She ducked behind the half door, watching the five castle cooks; three women, two men, all broad and strong, all liable to throw spoons at her if they caught her stealing.
At her whispered instructions, Coren and Gallia flew in and out of the kitchen, seizing a slither of fish, a chunk of carrot, a crab apple, and a square of vanilla cake.
“Newborn gaganas do not eat cake,” said Gallia.
“But we do,” said Anya, and she split it between herself and the birds as they darted back to her room.
She was going to take the passage-way behind the simpering mermaid picture, but her uncle was in the hall, seemingly studying the mermaid’s face, his hand resting on the frame.
He looked startled as she appeared round the corner.
For a moment their eyes met, and he let go of the painting as if he’d been stung.
“Anya!” he called after her. “What are you doing here?”

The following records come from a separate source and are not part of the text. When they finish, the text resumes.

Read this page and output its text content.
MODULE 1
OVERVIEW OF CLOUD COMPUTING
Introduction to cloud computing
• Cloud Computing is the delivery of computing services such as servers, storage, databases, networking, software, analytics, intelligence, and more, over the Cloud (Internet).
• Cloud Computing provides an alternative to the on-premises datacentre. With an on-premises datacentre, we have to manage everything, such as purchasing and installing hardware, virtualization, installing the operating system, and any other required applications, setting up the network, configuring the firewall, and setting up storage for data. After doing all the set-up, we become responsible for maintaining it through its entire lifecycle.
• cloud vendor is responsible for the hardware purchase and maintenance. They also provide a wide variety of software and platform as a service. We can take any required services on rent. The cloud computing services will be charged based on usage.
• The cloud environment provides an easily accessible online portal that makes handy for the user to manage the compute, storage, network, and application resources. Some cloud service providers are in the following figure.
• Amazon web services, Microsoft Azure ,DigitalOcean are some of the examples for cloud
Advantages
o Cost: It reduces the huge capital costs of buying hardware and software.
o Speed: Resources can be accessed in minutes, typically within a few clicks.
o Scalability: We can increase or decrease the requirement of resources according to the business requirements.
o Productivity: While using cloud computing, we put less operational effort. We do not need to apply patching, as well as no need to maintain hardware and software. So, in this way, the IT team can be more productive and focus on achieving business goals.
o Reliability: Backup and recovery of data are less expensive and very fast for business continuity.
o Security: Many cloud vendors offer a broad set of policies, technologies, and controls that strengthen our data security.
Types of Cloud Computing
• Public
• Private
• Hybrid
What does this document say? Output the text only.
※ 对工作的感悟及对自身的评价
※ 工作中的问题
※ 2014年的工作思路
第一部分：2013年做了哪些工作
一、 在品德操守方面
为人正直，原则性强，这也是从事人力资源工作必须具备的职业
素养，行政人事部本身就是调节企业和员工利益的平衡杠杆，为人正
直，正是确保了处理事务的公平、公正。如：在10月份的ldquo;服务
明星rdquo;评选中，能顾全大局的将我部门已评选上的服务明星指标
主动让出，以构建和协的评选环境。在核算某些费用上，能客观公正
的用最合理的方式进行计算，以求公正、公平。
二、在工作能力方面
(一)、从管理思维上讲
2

She half curtsied as she ran, but did not stop to be reprimanded.
—
Anya’s room was very small. She had been allocated a state bedroom—as large as a courtroom, in the heart of the noise of the castle—but had fought for this one instead.
The stairs up to it were so narrow and steep that very few people ever attempted them: just her father, and herself, and Madam Elena.
It was the only place she did not feel watched.
She had painted the walls in the tiny bathroom next door with trees to look like the forest, with royal gaganas perched in them (and if the gaganas did not look, in fact, like gaganas, it did not matter, for only she saw them).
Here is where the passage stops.